Многие ночи я провел в родном винограднике, лежа на овчинных шубах, под открытым небом, и смотря на звезды, на которые я смотрел пятнадцать лет назад, когда помогал пастуху охранять сельских волов в летние ночи. Я вспомнил загадки о природе звука и света, которые я попытался тогда разрешить, я вспоминал также о том, как мне удалось найти объяснение звуку и как я терпел неудачу в вопросах света. Я радовался сознанию, что мне, наконец, удалось через Гельмгольца узнать у Фарадея и Максвелла, что звук и свет были похожи друг на друга, что одно является колебанием материи, другое – электричества. Тот факт, что я не знал, что такое электричество, не беспокоил меня, потому что я не знал что такое материя. Даже сегодня никто не знает их точную природу, за исключением того, что предполагал Фарадей: а именно, что они являются манифестацией силы. Девятнадцатый псалом Давида, который я так часто декламировал пятнадцать лет тому назад, давал другое понятие, как и строка Лермонтова, что «звезда с звездою говорит». Они, звезды, несомненно говорили со мной во время тех чудесных августовских ночей, когда, укрытый овчинными кожами, я лежал в родном винограднике среди глубокого молчания сонной земли и слушал их небесные рассказы. Чем больше я слушал, тем больше я примирялся с мыслью, что язык звезд доходит до меня так же, как и человеческая речь, когда она летит по телефонной проволоке, передаваемая вибрирующими электрическими и магнитными силами. Разница лишь в том, что в передаче телефонного разговора вибрирующие силы скользят по проволочному проводнику, тогда как звезды испускают волны вибрирующих электромагнитных сил в вечно простирающиеся сферы пространства, так что могут нести небесную весть к каждой другой звезде, ко всему, что живет и ко всему, что существует. Я не мог не рассказать матери о своем новом знании, которое убедило меня, что свет является колебанием электричества, очень похожим на колебание мелодичной струны, о которой говорится в сербском образном выражении:
«Мое сердце дрожит, как мелодичная струна под смычком музыканта».

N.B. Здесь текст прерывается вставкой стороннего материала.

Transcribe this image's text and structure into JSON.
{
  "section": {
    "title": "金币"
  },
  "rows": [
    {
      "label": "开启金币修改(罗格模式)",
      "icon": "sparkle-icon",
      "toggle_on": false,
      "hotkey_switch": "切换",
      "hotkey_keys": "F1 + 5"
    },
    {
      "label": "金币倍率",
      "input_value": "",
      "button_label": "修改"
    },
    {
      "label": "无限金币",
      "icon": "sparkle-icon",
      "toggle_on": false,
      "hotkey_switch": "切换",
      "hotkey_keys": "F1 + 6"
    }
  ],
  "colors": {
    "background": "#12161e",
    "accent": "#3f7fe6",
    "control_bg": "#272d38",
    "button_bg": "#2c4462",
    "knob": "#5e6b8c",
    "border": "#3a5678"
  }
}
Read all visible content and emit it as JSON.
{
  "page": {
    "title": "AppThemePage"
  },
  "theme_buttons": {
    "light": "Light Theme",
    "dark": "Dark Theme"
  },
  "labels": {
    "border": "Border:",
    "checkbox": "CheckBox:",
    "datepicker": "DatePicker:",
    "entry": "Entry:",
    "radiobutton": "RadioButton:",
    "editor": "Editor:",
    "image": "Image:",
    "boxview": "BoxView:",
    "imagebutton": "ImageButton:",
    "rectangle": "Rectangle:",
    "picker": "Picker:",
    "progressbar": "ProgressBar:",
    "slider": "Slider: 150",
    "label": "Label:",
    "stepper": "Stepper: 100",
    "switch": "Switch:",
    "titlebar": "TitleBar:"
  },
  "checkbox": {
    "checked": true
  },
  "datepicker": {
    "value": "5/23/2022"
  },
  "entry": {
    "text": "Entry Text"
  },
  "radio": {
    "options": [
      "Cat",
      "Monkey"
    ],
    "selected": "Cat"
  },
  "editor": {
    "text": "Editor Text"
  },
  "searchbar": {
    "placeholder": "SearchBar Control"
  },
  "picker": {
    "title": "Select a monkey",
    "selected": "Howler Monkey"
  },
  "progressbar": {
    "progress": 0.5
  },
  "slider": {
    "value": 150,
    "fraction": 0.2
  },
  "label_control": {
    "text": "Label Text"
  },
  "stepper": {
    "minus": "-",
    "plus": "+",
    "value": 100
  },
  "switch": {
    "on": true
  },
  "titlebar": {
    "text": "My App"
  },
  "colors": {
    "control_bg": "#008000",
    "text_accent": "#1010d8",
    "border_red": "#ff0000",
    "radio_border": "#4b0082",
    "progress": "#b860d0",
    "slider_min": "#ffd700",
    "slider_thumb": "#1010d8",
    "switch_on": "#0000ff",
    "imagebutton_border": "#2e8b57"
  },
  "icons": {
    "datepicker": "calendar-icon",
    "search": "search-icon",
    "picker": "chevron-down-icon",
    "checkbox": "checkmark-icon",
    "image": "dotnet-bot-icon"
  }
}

Мать всегда была моей самой внимательной и отзывчивой аудиторией, какую я только когда-либо имел. Она никогда не выслушивала чего-нибудь важного и значительного, чтобы не отозваться одной из своих чувствительных струн, и это особенно наблюдалось, когда разговаривал с нею я. На этот раз, имея в виду мои новые знания, привезенные мною из Берлина, она напомнила мне о моем когда-то также новом знании о молнии, полученном от панчевского учителя Коса пятнадцать лет назад, которое я пытался объяснить моему отцу и его сельским приятелям, обвинившим меня в распространении ереси. Мать напомнила также о том, как она защищала меня. Затем она заметила шутя, что если бы был жив мой отец и его друзья, они бы пожалуй снова назвали меня еретиком, потому что мои новые знания противоречили некоторым старым верованиям. Она уверяла меня, что снова выступила бы на мою защиту.
— Бог посылает солнечные лучи, – говорила она – чтобы оттаивать лед и снег ранней весной и воскрешать к жизни всё, что было мертво в холодных недрах нашей матери-земли, замороженной ледяным дыханием зимы. Эти же лучи пробуждают поля, луга и пастбища и велят им растить хлеб насущный для человека и животного. Под лучами созревают медовые плоды в садах и виноградниках. Если всё это делается той же Божественной силой, которая бросает молнии через мрачные летние тучи, несущие с собою ливни, а также передает, как ты говоришь, простой человеческий голос по проволокам вдаль к другим людям, тогда я вижу в этом новое доказательство безграничной мудрости Бога, которая пользуется одним средством, чтобы творить великие и малые дела. Кто может понять волю Господню!
Я напомнил ей о ее словах, с которыми она часто обращалась ко мне, когда я был мальчиком: «Знание – это золотая лестница, по которой мы восходим к небу», и спросил ее включала ли она в это знание то, что я привез с собой из Берлина.
— Я включаю всякое знание, приближающее меня к Богу – сказала мать. – И твое новое знание несомненно приближает, мой сын: Бог посылает свои слова от звезды к звезде и, как говорит Давид, со времен создания Адама, – от звезд к человеку, применяя тот способ, которому начинает подражать человек, когда он пользуется электричеством, чтобы передать свои слова отдаленному другу. Твои учителя, обогатившие тебя таким знанием, так же мудры, как пророки, и такие же святые, как и святые на небесах.
Когда я рассказал ей о представлениях Фарадея, что все вещи во вселенной тянутся друг к другу и существуют в каждом ее месте в одно и то же время, что поэтому все вещи находятся в вечной связи друг с другом, что каждая звезда чувствует дыхание других звезд и каждого живущего существа, даже самого крохотного земляного червя – она ответила:
— Наука Фарадея есть та часть моей веры, которая описана в словах царя Давида, обращенных им к Богу:
«Куда пойду от духа твоего, и от лица Твоего куда убегу?»
«Взойду ли на небо, Ты там; сойду ли в преисподнюю, и там Ты».
«Бог повсюду, и там, где Он есть, там существуют Его творения». Вера научила ее понимать дух науки и я был всегда уверен, что каждая наука может научить нас понимать дух ее веры.